Um coronel aposentado da PM de Minas ganha quase o mesmo que um desembargador, que por sua vez, ganha o mesmo que um ministro do Supremo. Como vocês vão resolver esses regimes especiais?

O Estado não tem como resolver muita coisa. Isso é decidido no Congresso. Por isso que a Reforma da Previdência é crucial, não só para Minas, como para todos os Estados. Ajuste fiscal sem Reforma da Previdência é paliativo. A Previdência tem uma dinâmica de crescimento que nenhuma receita consegue atender. Você resolve quatro, cinco anos e volta tudo a mesma coisa. Volta até pior, porque a despesa previdenciária é literalmente incomprimível.

Mesmo depois da adesão do Estado do Rio ao regime, a classe política fluminense fez muito corpo mole para fazer o que precisava ser feito.
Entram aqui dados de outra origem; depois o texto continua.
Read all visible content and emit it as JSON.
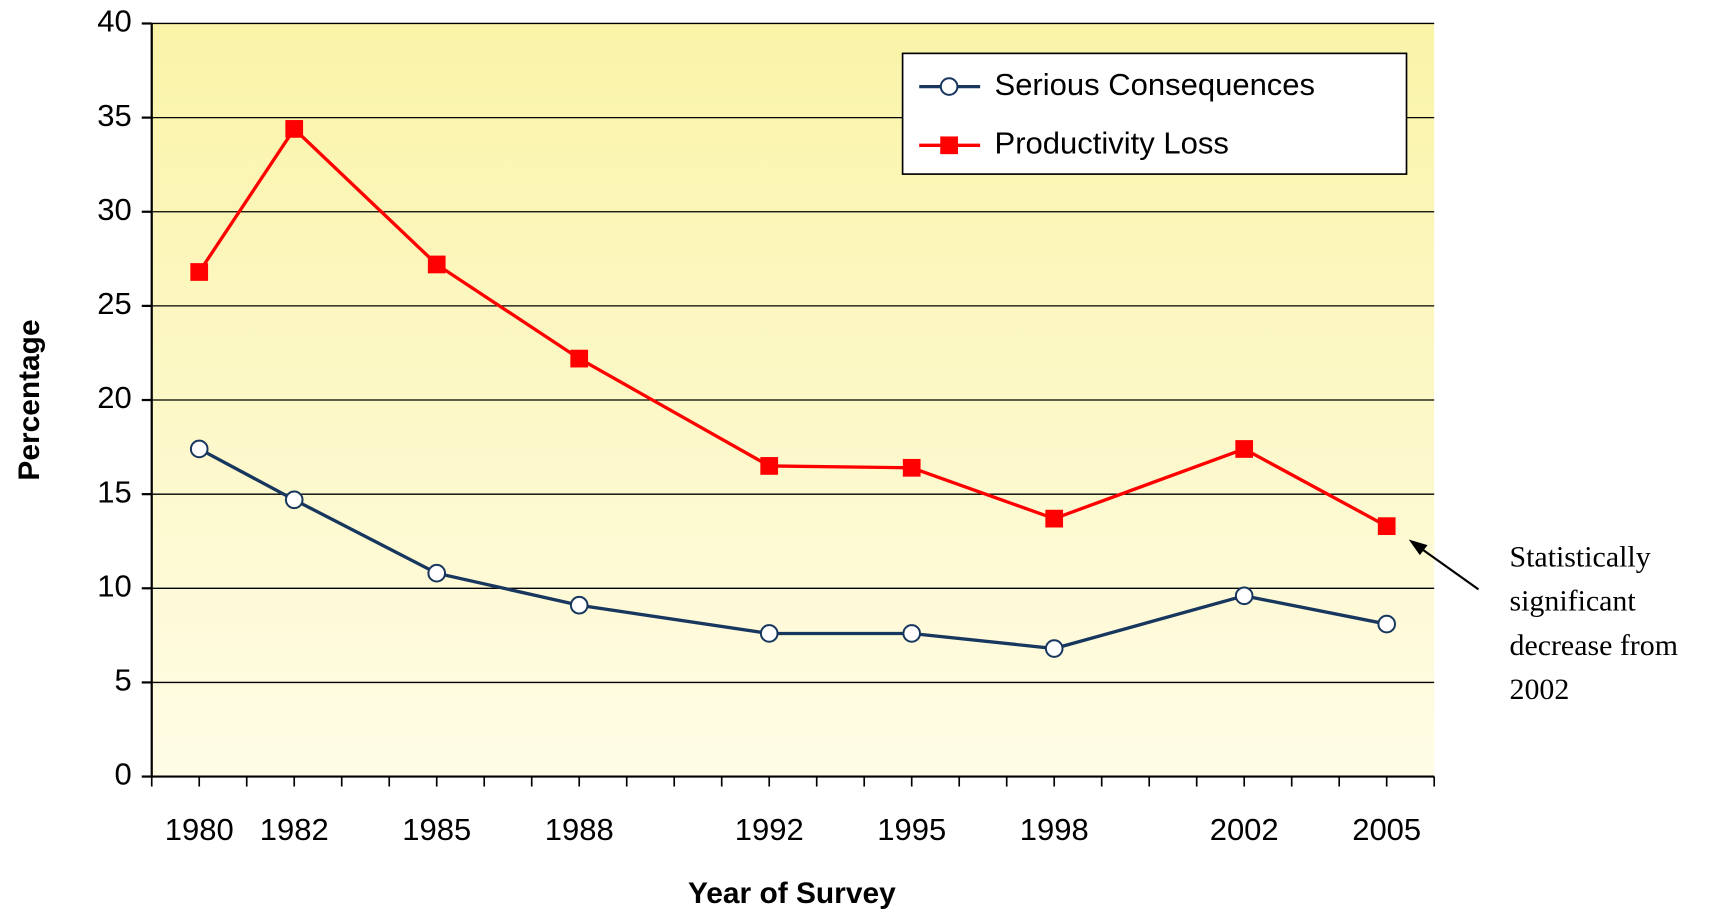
{
  "chart_data": {
    "type": "line",
    "xlabel": "Year of Survey",
    "ylabel": "Percentage",
    "x": [
      1980,
      1982,
      1985,
      1988,
      1992,
      1995,
      1998,
      2002,
      2005
    ],
    "series": [
      {
        "name": "Serious Consequences",
        "color": "#17375e",
        "marker": "circle",
        "values": [
          17.4,
          14.7,
          10.8,
          9.1,
          7.6,
          7.6,
          6.8,
          9.6,
          8.1
        ]
      },
      {
        "name": "Productivity Loss",
        "color": "#ff0000",
        "marker": "square",
        "values": [
          26.8,
          34.4,
          27.2,
          22.2,
          16.5,
          16.4,
          13.7,
          17.4,
          13.3
        ]
      }
    ],
    "xlim": [
      1979,
      2006
    ],
    "xticks": [
      1980,
      1982,
      1985,
      1988,
      1992,
      1995,
      1998,
      2002,
      2005
    ],
    "xminor_ticks": [
      1979,
      1980,
      1981,
      1982,
      1983,
      1984,
      1985,
      1986,
      1987,
      1988,
      1989,
      1990,
      1991,
      1992,
      1993,
      1994,
      1995,
      1996,
      1997,
      1998,
      1999,
      2000,
      2001,
      2002,
      2003,
      2004,
      2005,
      2006
    ],
    "ylim": [
      0,
      40
    ],
    "yticks": [
      0,
      5,
      10,
      15,
      20,
      25,
      30,
      35,
      40
    ],
    "grid": true,
    "legend": "upper right",
    "annotation": [
      "Statistically",
      "significant",
      "decrease from",
      "2002"
    ]
  }
}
Te surpreende essa alienação da classe política em relação à realidade fiscal?

Isso eu prefiro não comentar. O que eu posso dizer sobre a situação agora em Minas é que o quadro é tão forte e dramático que fica muito difícil não aprovar [as leis e PECs referentes ao Plano de Recuperação Fiscal]. Lembrando que o plano de recuperação é binário: tem que fazer 100% do que está previsto no plano, 99% não dá.